Respiro fundo e encaro uma vez última a manchete do Jornal Ultima Hora, que afirma que muitos cidadãos perderam seus direitos e em letras de cartaz, “Cassado JK”. Sou eu mesmo, Juscelino Kubitschek de Oliveira, que soube guardar a constituição e zelar pelo bom andamento da democracia brasileira. O homem que mais ousou e ensinou a povo a curar feridas da alma e tumores malignos que os impediam de pensar seu futuro. Vejo-me agora algemado em meus pensamentos e silenciado na alma. Mas ao me levantar daqui, guardo o jornal, porque amanhã essa será uma notícia de ontem, e a vida vai continuar seguindo seu rumo normal. Viverei cada dia como um pássaro que voa e cruza os céus sem a preocupação de onde vai pousar. Como quando construí a capital juntamente com toda a nação, quero transitar por entre as pessoas com meu largo sorriso no rosto que só posso emitir se estiver dentro de minha terra amada.

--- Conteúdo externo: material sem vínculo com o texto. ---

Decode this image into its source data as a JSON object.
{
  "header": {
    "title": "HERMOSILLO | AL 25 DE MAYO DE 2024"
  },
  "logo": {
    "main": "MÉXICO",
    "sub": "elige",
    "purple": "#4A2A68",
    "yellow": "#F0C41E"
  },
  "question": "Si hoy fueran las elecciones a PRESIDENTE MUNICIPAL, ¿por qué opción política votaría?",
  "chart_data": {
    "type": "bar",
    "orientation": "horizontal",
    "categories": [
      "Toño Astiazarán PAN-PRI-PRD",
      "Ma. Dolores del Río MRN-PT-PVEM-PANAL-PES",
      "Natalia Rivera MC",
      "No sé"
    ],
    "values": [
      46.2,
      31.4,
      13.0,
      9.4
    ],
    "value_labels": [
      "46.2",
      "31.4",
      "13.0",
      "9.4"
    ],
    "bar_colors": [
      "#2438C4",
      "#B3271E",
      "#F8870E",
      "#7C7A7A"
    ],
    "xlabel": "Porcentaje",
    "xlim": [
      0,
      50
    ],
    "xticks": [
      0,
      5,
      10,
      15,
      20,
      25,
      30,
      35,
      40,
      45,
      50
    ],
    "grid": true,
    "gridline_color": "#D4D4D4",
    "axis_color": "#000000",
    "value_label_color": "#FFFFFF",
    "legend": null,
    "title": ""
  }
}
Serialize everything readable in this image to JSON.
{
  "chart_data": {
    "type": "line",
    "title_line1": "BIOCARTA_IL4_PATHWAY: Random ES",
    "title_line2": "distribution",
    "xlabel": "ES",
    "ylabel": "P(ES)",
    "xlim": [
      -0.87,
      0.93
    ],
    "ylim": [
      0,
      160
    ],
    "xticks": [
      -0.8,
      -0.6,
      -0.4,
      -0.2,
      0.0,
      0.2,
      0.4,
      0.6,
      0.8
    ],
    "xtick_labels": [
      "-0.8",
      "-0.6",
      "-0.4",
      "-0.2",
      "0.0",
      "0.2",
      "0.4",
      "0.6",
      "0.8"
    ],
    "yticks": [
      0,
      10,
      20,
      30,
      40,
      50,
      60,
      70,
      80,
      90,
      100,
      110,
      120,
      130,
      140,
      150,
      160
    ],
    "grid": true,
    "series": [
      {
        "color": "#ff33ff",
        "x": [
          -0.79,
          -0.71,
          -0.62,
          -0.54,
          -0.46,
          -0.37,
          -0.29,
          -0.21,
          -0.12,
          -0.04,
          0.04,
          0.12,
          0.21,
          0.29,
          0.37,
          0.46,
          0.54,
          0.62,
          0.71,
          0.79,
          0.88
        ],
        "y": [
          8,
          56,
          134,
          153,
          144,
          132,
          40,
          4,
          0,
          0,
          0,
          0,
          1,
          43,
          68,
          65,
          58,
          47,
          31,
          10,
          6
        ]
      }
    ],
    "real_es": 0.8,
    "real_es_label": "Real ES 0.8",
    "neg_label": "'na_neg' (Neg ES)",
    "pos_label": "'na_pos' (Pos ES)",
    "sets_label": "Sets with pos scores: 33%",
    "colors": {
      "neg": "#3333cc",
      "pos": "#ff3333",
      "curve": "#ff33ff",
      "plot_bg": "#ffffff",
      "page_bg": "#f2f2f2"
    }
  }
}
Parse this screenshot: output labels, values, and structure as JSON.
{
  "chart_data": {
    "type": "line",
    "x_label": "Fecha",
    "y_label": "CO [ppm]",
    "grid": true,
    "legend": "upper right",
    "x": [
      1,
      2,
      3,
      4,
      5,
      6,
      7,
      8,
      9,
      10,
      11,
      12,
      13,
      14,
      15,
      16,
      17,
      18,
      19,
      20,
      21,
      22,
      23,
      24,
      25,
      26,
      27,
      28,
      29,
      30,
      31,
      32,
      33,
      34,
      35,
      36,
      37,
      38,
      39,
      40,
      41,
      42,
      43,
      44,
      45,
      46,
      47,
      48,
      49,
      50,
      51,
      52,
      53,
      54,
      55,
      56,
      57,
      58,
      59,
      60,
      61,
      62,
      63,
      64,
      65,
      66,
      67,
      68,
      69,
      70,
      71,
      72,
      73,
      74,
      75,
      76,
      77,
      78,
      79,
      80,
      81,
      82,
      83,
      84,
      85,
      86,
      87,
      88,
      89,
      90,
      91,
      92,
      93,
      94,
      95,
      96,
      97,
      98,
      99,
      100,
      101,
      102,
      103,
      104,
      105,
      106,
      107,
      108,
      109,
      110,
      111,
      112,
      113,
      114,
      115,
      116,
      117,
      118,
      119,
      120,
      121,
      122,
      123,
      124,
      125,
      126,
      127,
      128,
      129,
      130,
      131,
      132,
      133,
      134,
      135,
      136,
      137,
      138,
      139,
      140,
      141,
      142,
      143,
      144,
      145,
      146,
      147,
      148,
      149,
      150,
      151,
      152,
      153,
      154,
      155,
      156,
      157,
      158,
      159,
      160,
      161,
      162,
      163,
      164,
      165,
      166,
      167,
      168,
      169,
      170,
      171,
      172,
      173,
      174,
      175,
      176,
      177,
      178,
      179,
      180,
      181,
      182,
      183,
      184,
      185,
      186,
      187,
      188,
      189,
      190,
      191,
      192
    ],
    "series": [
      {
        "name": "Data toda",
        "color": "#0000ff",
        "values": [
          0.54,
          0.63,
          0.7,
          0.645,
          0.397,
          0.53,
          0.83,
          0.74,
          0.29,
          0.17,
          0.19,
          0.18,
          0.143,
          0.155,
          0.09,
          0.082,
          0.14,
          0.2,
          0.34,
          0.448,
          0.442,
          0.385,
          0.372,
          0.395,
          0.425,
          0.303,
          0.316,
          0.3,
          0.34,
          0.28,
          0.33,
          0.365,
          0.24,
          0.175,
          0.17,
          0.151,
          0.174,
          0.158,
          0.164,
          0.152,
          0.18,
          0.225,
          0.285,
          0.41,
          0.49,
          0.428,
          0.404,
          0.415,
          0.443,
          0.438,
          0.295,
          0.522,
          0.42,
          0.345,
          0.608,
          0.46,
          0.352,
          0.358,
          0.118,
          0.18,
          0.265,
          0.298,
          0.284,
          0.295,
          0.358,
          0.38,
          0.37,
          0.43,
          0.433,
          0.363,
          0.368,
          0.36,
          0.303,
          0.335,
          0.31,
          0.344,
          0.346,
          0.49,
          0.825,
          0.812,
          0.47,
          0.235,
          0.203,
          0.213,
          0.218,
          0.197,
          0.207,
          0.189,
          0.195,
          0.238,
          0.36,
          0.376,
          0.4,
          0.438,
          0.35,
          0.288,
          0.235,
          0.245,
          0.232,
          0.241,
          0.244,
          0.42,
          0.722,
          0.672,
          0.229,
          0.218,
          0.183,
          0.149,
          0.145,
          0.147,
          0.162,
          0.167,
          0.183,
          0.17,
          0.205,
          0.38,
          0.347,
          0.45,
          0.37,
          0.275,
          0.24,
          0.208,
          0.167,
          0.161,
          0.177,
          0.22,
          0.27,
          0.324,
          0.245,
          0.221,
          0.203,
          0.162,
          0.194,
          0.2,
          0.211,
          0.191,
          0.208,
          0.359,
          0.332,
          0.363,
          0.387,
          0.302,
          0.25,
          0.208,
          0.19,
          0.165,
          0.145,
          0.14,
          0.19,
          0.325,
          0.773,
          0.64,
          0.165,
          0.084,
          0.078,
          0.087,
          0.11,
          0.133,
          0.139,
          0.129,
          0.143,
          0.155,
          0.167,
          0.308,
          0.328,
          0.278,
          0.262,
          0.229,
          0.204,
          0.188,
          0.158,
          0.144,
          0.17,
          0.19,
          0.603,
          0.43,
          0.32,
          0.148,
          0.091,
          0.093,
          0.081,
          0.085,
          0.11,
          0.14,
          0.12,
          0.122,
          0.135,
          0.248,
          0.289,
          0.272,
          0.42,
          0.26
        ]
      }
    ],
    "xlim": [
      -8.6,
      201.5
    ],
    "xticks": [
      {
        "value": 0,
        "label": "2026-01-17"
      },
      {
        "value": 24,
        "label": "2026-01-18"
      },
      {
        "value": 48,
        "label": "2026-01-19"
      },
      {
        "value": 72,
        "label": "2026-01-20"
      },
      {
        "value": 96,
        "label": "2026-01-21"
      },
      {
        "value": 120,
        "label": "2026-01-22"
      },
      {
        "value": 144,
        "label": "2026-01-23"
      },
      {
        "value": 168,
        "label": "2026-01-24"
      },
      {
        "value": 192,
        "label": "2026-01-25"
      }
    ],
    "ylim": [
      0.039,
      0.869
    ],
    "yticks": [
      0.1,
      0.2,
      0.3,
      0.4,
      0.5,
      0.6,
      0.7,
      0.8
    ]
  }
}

Levanto-me e saio rua afora. Antes de entrar no carro me chega uma senhora me chamando de seu Nonô. Aperto-lhe a mão e deixo-me contaminar pelo seu sorriso. Ela não se contenta e me abraça. Meu sorriso esta de volta. Não consigo não ser assim. E assim, quero continuar sorrindo, vivendo o melhor de mim, apesar das circunstâncias, das torturas, das censuras, dos jornais, das adversidades, das cassações, das barbaridades... Sempre em frente, o progresso continuará, os sonhos não morrem jamais, um peixe vivo não vive fora da água fria. Pelo menos eu, não.